Data mining — Table source operator

The Table source operator uses SQL to select data from local DB2® database tables. It also uses the Java Database Connectivity (JDBC) interface standard to select data from remote database tables.

A Table source operator represents a connection to a relational table in a database management system. A Table source operator corresponds closely to the SELECT clause of an SQL statement. This operator supports column expression and WHERE condition properties for selecting and filtering the data that is passed through a mining flow. A Table source operator provides column information, including column names and data types, to other operators in the mining flow. The Table source operator can connect to a local DB2 database and make the table schemas and data available in the mining flow editor. The Table source operator also supports connections to remote DB2 tables and to other databases via JDBC.

Remote tables are those that do not exist in the SQL execution database, which is a DB2 database. The remote database might exist on the same computer or in the same DB2 instance as the SQL execution database. Remote tables can also exist in databases on remote systems. In all cases, remote databases are accessed via the JDBC protocol. You use the Data Source Explorer in the Design Studio to create and activate database connections. You can also establish database connections by defining system resources in the application server (runtime environment).

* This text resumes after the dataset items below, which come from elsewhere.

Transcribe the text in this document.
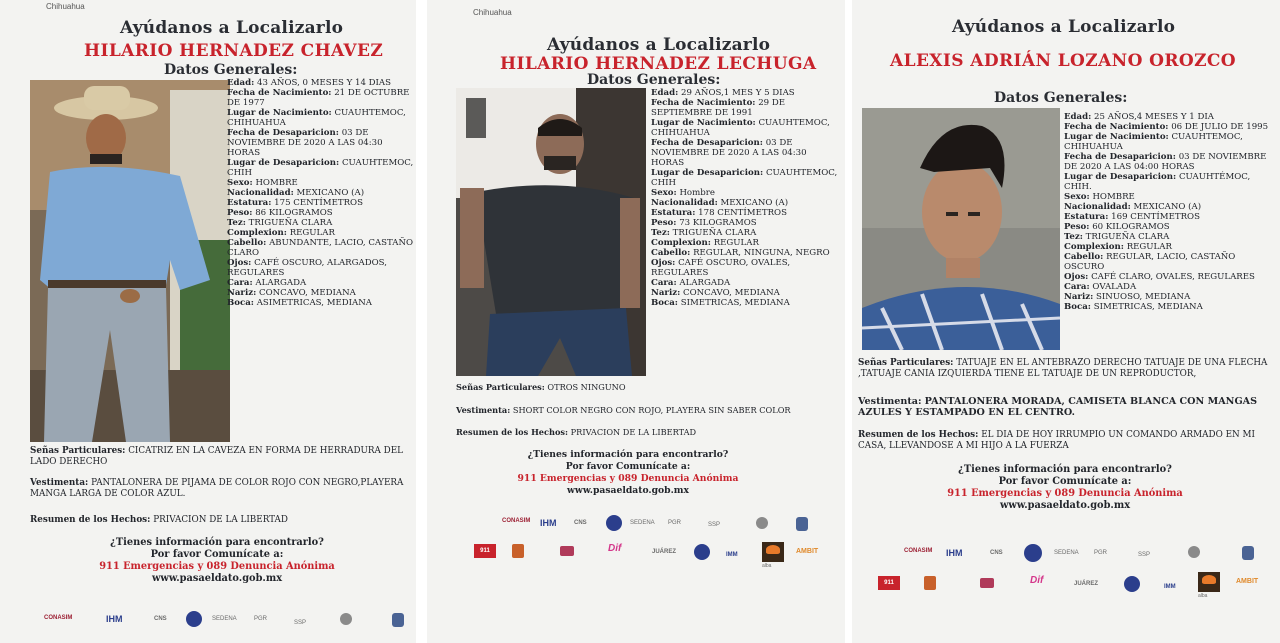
Chihuahua
Ayúdanos a Localizarlo
HILARIO HERNADEZ CHAVEZ
Datos Generales:
Edad: 43 AÑOS, 0 MESES Y 14 DIAS
Fecha de Nacimiento: 21 DE OCTUBRE DE 1977
Lugar de Nacimiento: CUAUHTEMOC, CHIHUAHUA
Fecha de Desaparicion: 03 DE NOVIEMBRE DE 2020 A LAS 04:30 HORAS
Lugar de Desaparicion: CUAUHTEMOC, CHIH
Sexo: HOMBRE
Nacionalidad: MEXICANO (A)
Estatura: 175 CENTÍMETROS
Peso: 86 KILOGRAMOS
Tez: TRIGUEÑA CLARA
Complexion: REGULAR
Cabello: ABUNDANTE, LACIO, CASTAÑO CLARO
Ojos: CAFÉ OSCURO, ALARGADOS, REGULARES
Cara: ALARGADA
Nariz: CONCAVO, MEDIANA
Boca: ASIMETRICAS, MEDIANA
Señas Particulares: CICATRIZ EN LA CAVEZA EN FORMA DE HERRADURA DEL LADO DERECHO
Vestimenta: PANTALONERA DE PIJAMA DE COLOR ROJO CON NEGRO,PLAYERA MANGA LARGA DE COLOR AZUL.
Resumen de los Hechos: PRIVACION DE LA LIBERTAD
¿Tienes información para encontrarlo?
Por favor Comunícate a:
911 Emergencias y 089 Denuncia Anónima
www.pasaeldato.gob.mx
CONASIM	IHM	CNS	SEDENA	PGR
SSP
Chihuahua
Ayúdanos a Localizarlo
HILARIO HERNADEZ LECHUGA
Datos Generales:
Edad: 29 AÑOS,1 MES Y 5 DIAS
Fecha de Nacimiento: 29 DE SEPTIEMBRE DE 1991
Lugar de Nacimiento: CUAUHTEMOC, CHIHUAHUA
Fecha de Desaparicion: 03 DE NOVIEMBRE DE 2020 A LAS 04:30 HORAS
Lugar de Desaparicion: CUAUHTEMOC, CHIH
Sexo: Hombre
Nacionalidad: MEXICANO (A)
Estatura: 178 CENTÍMETROS
Peso: 73 KILOGRAMOS
Tez: TRIGUEÑA CLARA
Complexion: REGULAR
Cabello: REGULAR, NINGUNA, NEGRO
Ojos: CAFÉ OSCURO, OVALES, REGULARES
Cara: ALARGADA
Nariz: CONCAVO, MEDIANA
Boca: SIMETRICAS, MEDIANA
Señas Particulares: OTROS NINGUNO
Vestimenta: SHORT COLOR NEGRO CON ROJO, PLAYERA SIN SABER COLOR
Resumen de los Hechos: PRIVACION DE LA LIBERTAD
¿Tienes información para encontrarlo?
Por favor Comunícate a:
911 Emergencias y 089 Denuncia Anónima
www.pasaeldato.gob.mx
CONASIM IHM	CNS	SEDENA PGR	SSP
911	Dif	JUÁREZ	IMM
alba
AMBIT
Ayúdanos a Localizarlo
ALEXIS ADRIÁN LOZANO OROZCO
Datos Generales:
Edad: 25 AÑOS,4 MESES Y 1 DIA
Fecha de Nacimiento: 06 DE JULIO DE 1995
Lugar de Nacimiento: CUAUHTEMOC, CHIHUAHUA
Fecha de Desaparicion: 03 DE NOVIEMBRE DE 2020 A LAS 04:00 HORAS
Lugar de Desaparicion: CUAUHTÉMOC, CHIH.
Sexo: HOMBRE
Nacionalidad: MEXICANO (A)
Estatura: 169 CENTÍMETROS
Peso: 60 KILOGRAMOS
Tez: TRIGUEÑA CLARA
Complexion: REGULAR
Cabello: REGULAR, LACIO, CASTAÑO OSCURO
Ojos: CAFÉ CLARO, OVALES, REGULARES
Cara: OVALADA
Nariz: SINUOSO, MEDIANA
Boca: SIMETRICAS, MEDIANA
Señas Particulares: TATUAJE EN EL ANTEBRAZO DERECHO TATUAJE DE UNA FLECHA ,TATUAJE CANIA IZQUIERDA TIENE EL TATUAJE DE UN REPRODUCTOR,
Vestimenta: PANTALONERA MORADA, CAMISETA BLANCA CON MANGAS AZULES Y ESTAMPADO EN EL CENTRO.
Resumen de los Hechos: EL DIA DE HOY IRRUMPIO UN COMANDO ARMADO EN MI CASA, LLEVANDOSE A MI HIJO A LA FUERZA
¿Tienes información para encontrarlo?
Por favor Comunícate a:
911 Emergencias y 089 Denuncia Anónima
www.pasaeldato.gob.mx
CONASIM IHM	CNS	SEDENA	PGR	SSP
911	Dif	JUÁREZ	IMM
alba
AMBIT
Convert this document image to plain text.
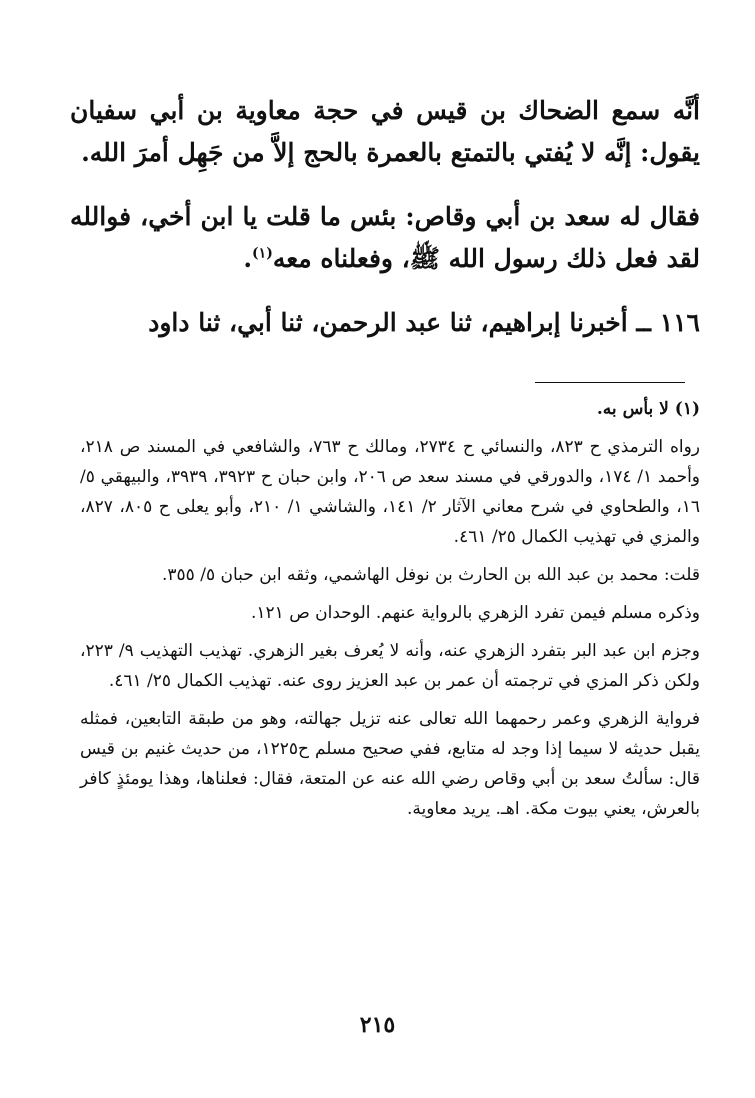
أنَّه سمع الضحاك بن قيس في حجة معاوية بن أبي سفيان يقول: إنَّه لا يُفتي بالتمتع بالعمرة بالحج إلاَّ من جَهِل أمرَ الله.

فقال له سعد بن أبي وقاص: بئس ما قلت يا ابن أخي، فوالله لقد فعل ذلك رسول الله ﷺ، وفعلناه معه$^{(١)}$.

١١٦ ــ أخبرنا إبراهيم، ثنا عبد الرحمن، ثنا أبي، ثنا داود

(١) لا بأس به.

رواه الترمذي ح ٨٢٣، والنسائي ح ٢٧٣٤، ومالك ح ٧٦٣، والشافعي في المسند ص ٢١٨، وأحمد ١/ ١٧٤، والدورقي في مسند سعد ص ٢٠٦، وابن حبان ح ٣٩٢٣، ٣٩٣٩، والبيهقي ٥/ ١٦، والطحاوي في شرح معاني الآثار ٢/ ١٤١، والشاشي ١/ ٢١٠، وأبو يعلى ح ٨٠٥، ٨٢٧، والمزي في تهذيب الكمال ٢٥/ ٤٦١.

قلت: محمد بن عبد الله بن الحارث بن نوفل الهاشمي، وثقه ابن حبان ٥/ ٣٥٥.

وذكره مسلم فيمن تفرد الزهري بالرواية عنهم. الوحدان ص ١٢١.

وجزم ابن عبد البر بتفرد الزهري عنه، وأنه لا يُعرف بغير الزهري. تهذيب التهذيب ٩/ ٢٢٣، ولكن ذكر المزي في ترجمته أن عمر بن عبد العزيز روى عنه. تهذيب الكمال ٢٥/ ٤٦١.

فرواية الزهري وعمر رحمهما الله تعالى عنه تزيل جهالته، وهو من طبقة التابعين، فمثله يقبل حديثه لا سيما إذا وجد له متابع، ففي صحيح مسلم ح١٢٢٥، من حديث غنيم بن قيس قال: سألتُ سعد بن أبي وقاص رضي الله عنه عن المتعة، فقال: فعلناها، وهذا يومئذٍ كافر بالعرش، يعني بيوت مكة. اهـ. يريد معاوية.

٢١٥
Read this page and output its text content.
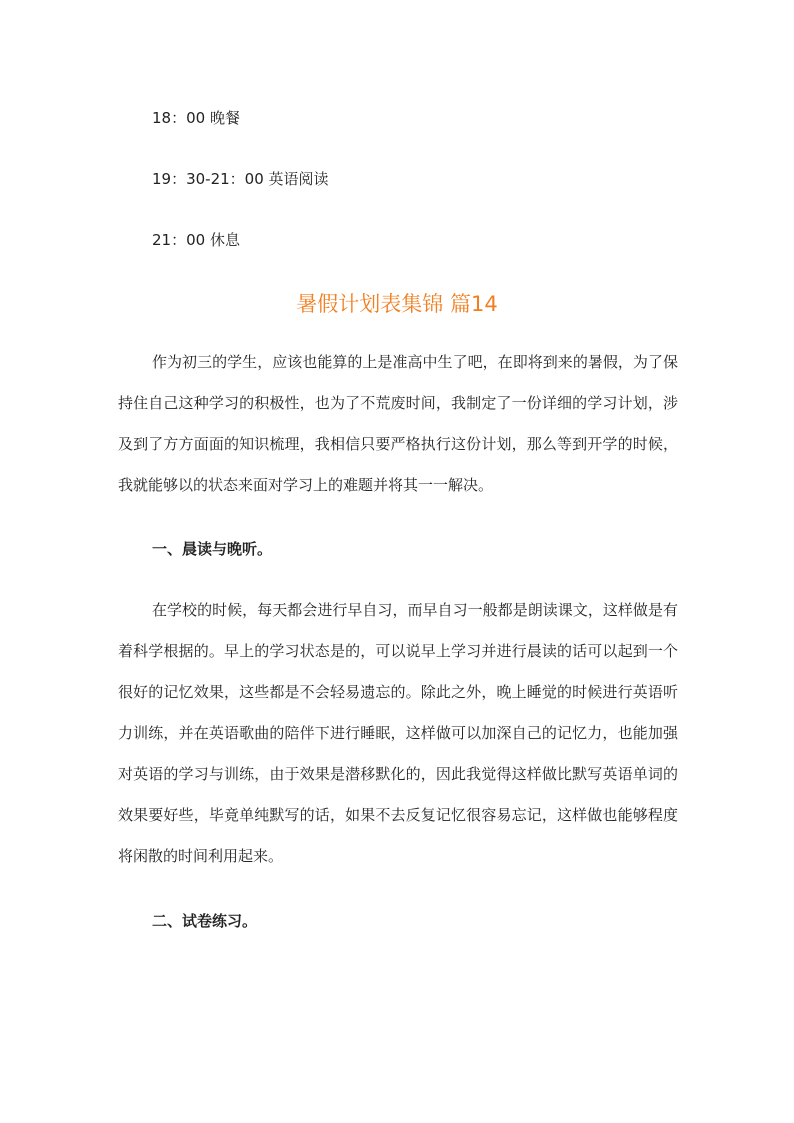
18：00 晚餐
19：30-21：00 英语阅读
21：00 休息
暑假计划表集锦 篇14

作为初三的学生，应该也能算的上是准高中生了吧，在即将到来的暑假，为了保持住自己这种学习的积极性，也为了不荒废时间，我制定了一份详细的学习计划，涉及到了方方面面的知识梳理，我相信只要严格执行这份计划，那么等到开学的时候，我就能够以的状态来面对学习上的难题并将其一一解决。

一、晨读与晚听。

在学校的时候，每天都会进行早自习，而早自习一般都是朗读课文，这样做是有着科学根据的。早上的学习状态是的，可以说早上学习并进行晨读的话可以起到一个很好的记忆效果，这些都是不会轻易遗忘的。除此之外，晚上睡觉的时候进行英语听力训练，并在英语歌曲的陪伴下进行睡眠，这样做可以加深自己的记忆力，也能加强对英语的学习与训练，由于效果是潜移默化的，因此我觉得这样做比默写英语单词的效果要好些，毕竟单纯默写的话，如果不去反复记忆很容易忘记，这样做也能够程度将闲散的时间利用起来。

二、试卷练习。
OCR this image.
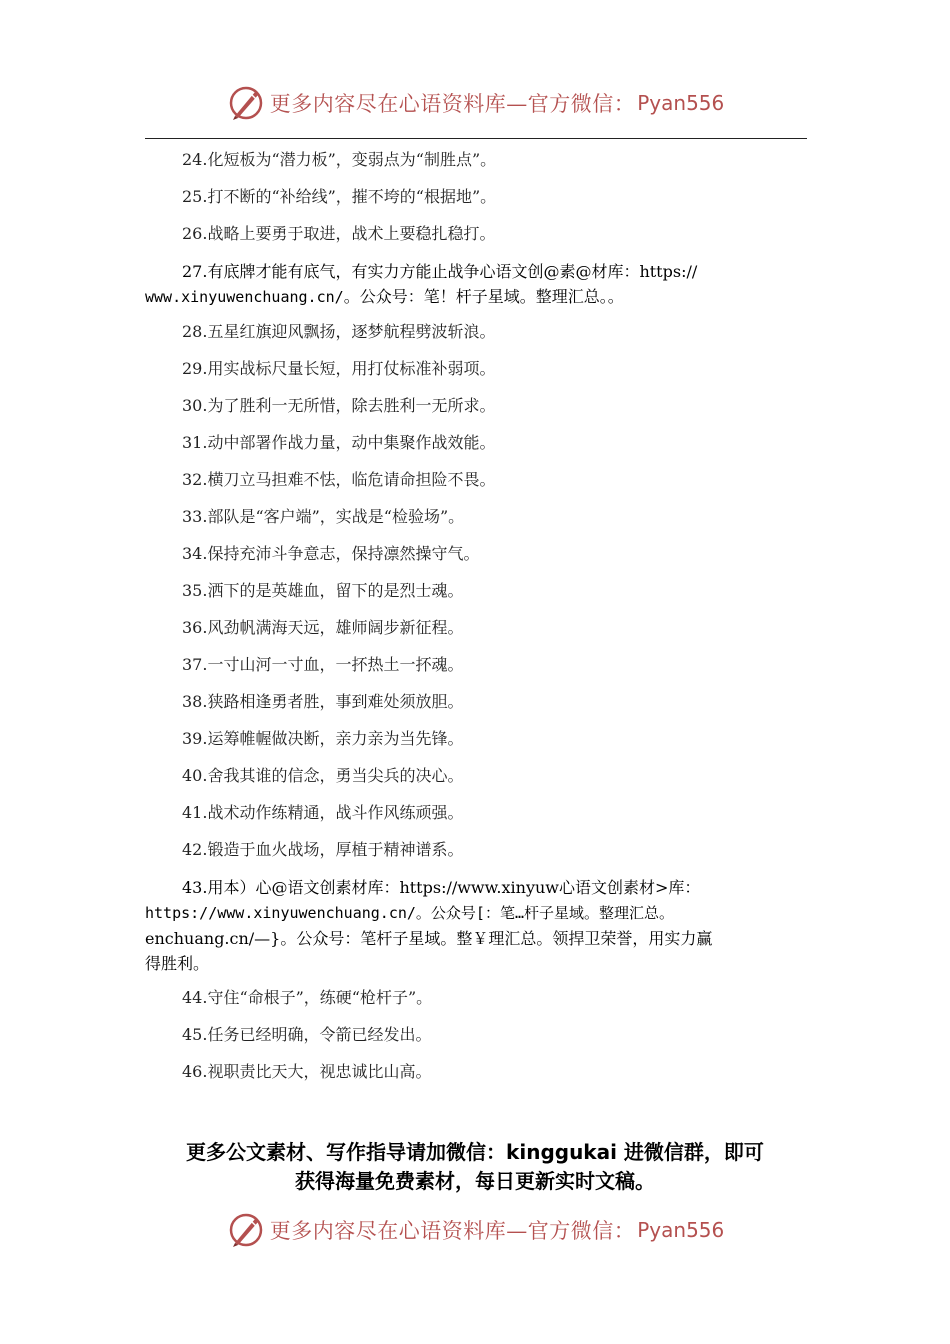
更多内容尽在心语资料库—官方微信： Pyan556
24.化短板为“潜力板”，变弱点为“制胜点”。
25.打不断的“补给线”，摧不垮的“根据地”。
26.战略上要勇于取进，战术上要稳扎稳打。
27.有底牌才能有底气，有实力方能止战争心语文创@素@材库：https://
www.xinyuwenchuang.cn/。公众号：笔！杆子星域。整理汇总。。
28.五星红旗迎风飘扬，逐梦航程劈波斩浪。
29.用实战标尺量长短，用打仗标准补弱项。
30.为了胜利一无所惜，除去胜利一无所求。
31.动中部署作战力量，动中集聚作战效能。
32.横刀立马担难不怯，临危请命担险不畏。
33.部队是“客户端”，实战是“检验场”。
34.保持充沛斗争意志，保持凛然操守气。
35.洒下的是英雄血，留下的是烈士魂。
36.风劲帆满海天远，雄师阔步新征程。
37.一寸山河一寸血，一抔热土一抔魂。
38.狭路相逢勇者胜，事到难处须放胆。
39.运筹帷幄做决断，亲力亲为当先锋。
40.舍我其谁的信念，勇当尖兵的决心。
41.战术动作练精通，战斗作风练顽强。
42.锻造于血火战场，厚植于精神谱系。
43.用本）心@语文创素材库：https://www.xinyuw心语文创素材>库：
https://www.xinyuwenchuang.cn/。公众号[：笔…杆子星域。整理汇总。
enchuang.cn/—}。公众号：笔杆子星域。整￥理汇总。领捍卫荣誉，用实力赢
得胜利。
44.守住“命根子”，练硬“枪杆子”。
45.任务已经明确，令箭已经发出。
46.视职责比天大，视忠诚比山高。
更多公文素材、写作指导请加微信：kinggukai 进微信群，即可
获得海量免费素材，每日更新实时文稿。
更多内容尽在心语资料库—官方微信： Pyan556
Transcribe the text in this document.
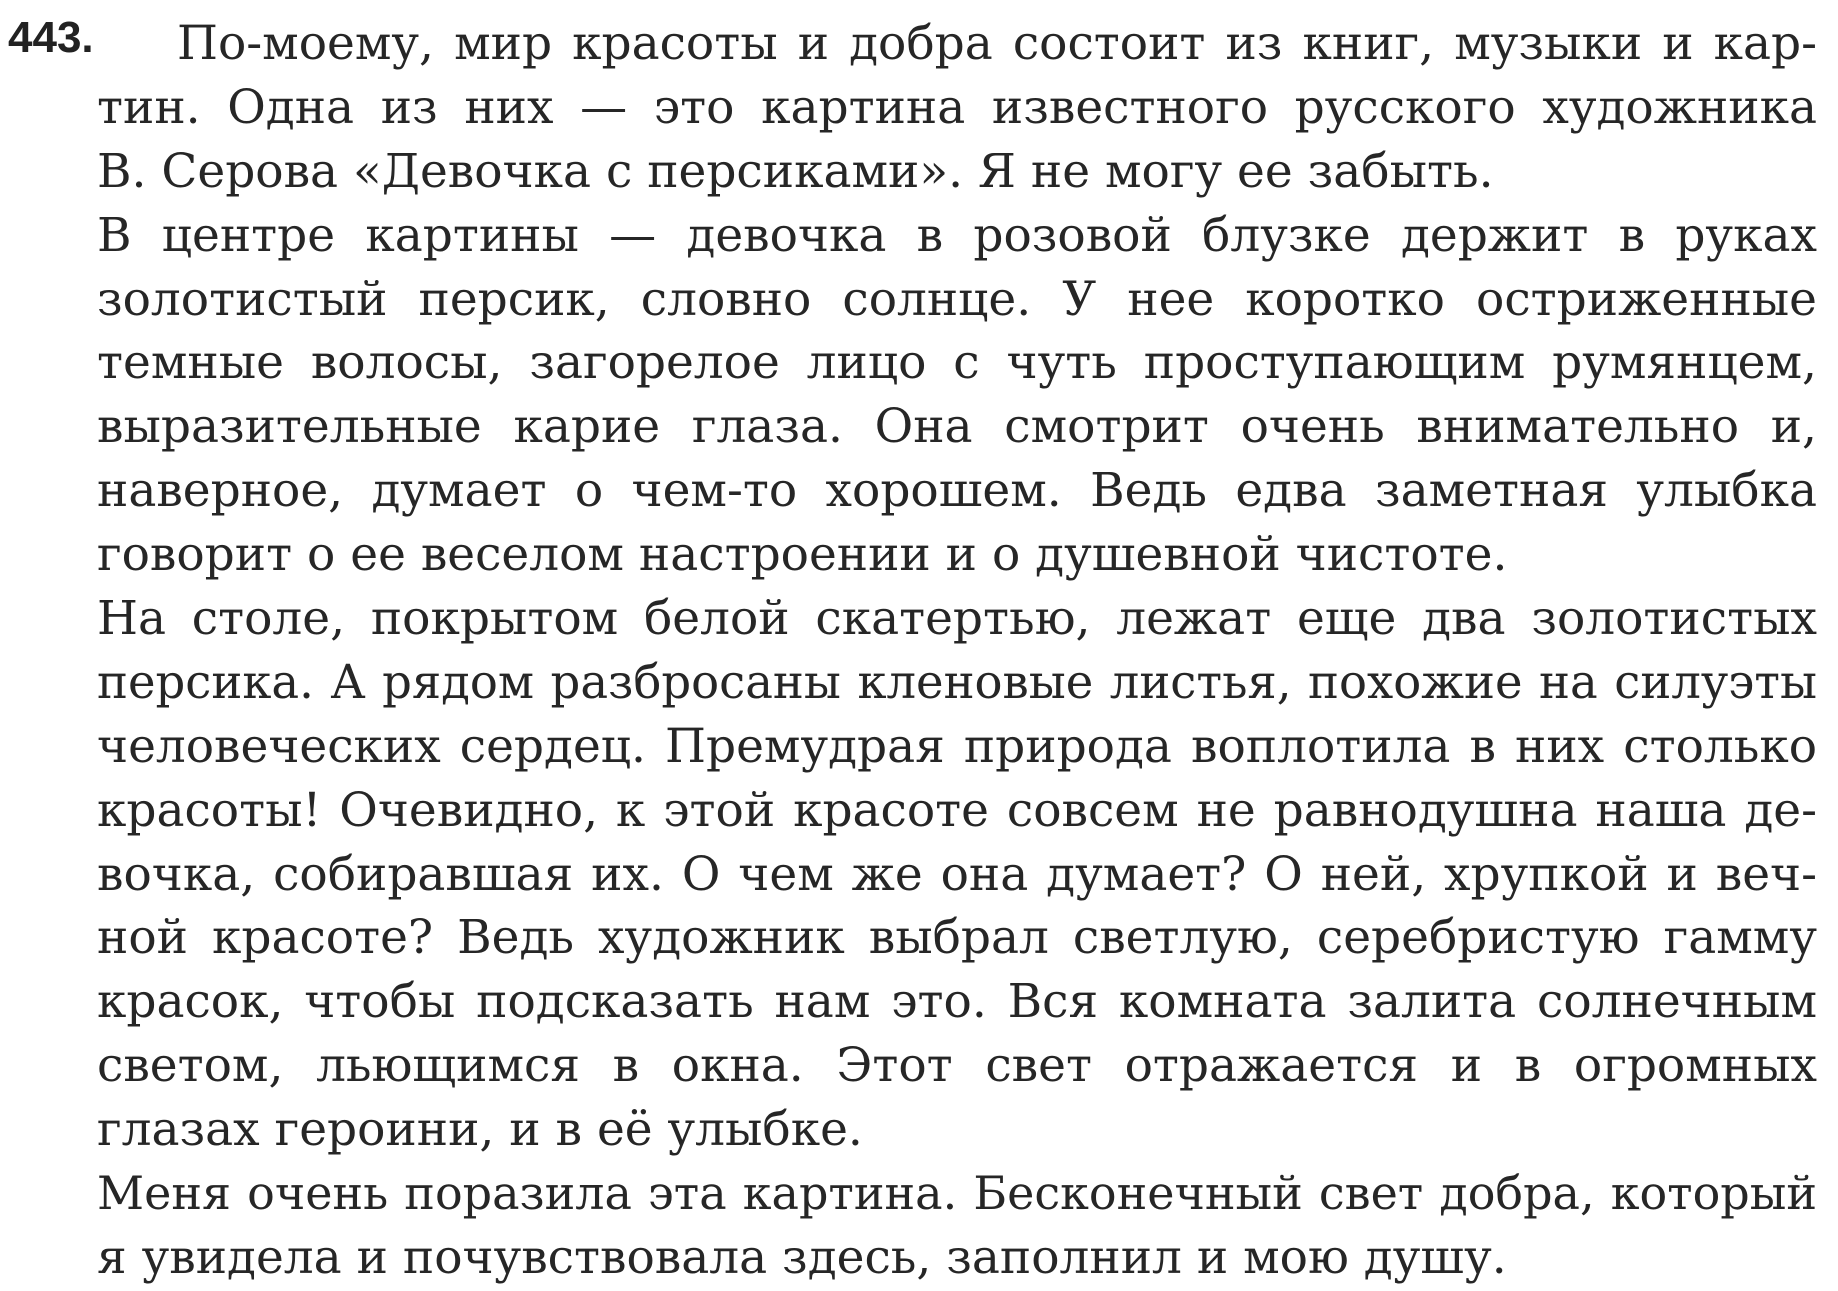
443. По-моему, мир красоты и добра состоит из книг, музыки и кар-
тин. Одна из них — это картина известного русского художника
В. Серова «Девочка с персиками». Я не могу ее забыть.
В центре картины — девочка в розовой блузке держит в руках
золотистый персик, словно солнце. У нее коротко остриженные
темные волосы, загорелое лицо с чуть проступающим румянцем,
выразительные карие глаза. Она смотрит очень внимательно и,
наверное, думает о чем-то хорошем. Ведь едва заметная улыбка
говорит о ее веселом настроении и о душевной чистоте.
На столе, покрытом белой скатертью, лежат еще два золотистых
персика. А рядом разбросаны кленовые листья, похожие на силуэты
человеческих сердец. Премудрая природа воплотила в них столько
красоты! Очевидно, к этой красоте совсем не равнодушна наша де-
вочка, собиравшая их. О чем же она думает? О ней, хрупкой и веч-
ной красоте? Ведь художник выбрал светлую, серебристую гамму
красок, чтобы подсказать нам это. Вся комната залита солнечным
светом, льющимся в окна. Этот свет отражается и в огромных
глазах героини, и в её улыбке.
Меня очень поразила эта картина. Бесконечный свет добра, который
я увидела и почувствовала здесь, заполнил и мою душу.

The Table source operator can access remote tables via JDBC directly or by using nicknames for tables in federated data sources.

The Table source operator supports SELECT list and WHERE condition properties that can provide performance advantages over creating a Table source operator that is followed by a where operator in the mining flow. When the source database table is a remote table, specifying values for the select list and WHERE condition properties allows them to be evaluated in the remote database. Evaluating these properties in the remote database reduces the load on the SQL execution database and reduces the amount of data that is transferred. Also, query evaluation for the remote database can use indexes and statistics that further improve the performance.

If you want to use a random subset of the data to improve execution time of your mining flow for very large tables, you can optionally specify a sampling rate:

For tables, the Table source operator uses DB2 TABLESAMPLE SYSTEM() REPEATABLE() to compute a repeatable sample.
For views, the Table source operator uses the DB2 rand() function to compute the sample.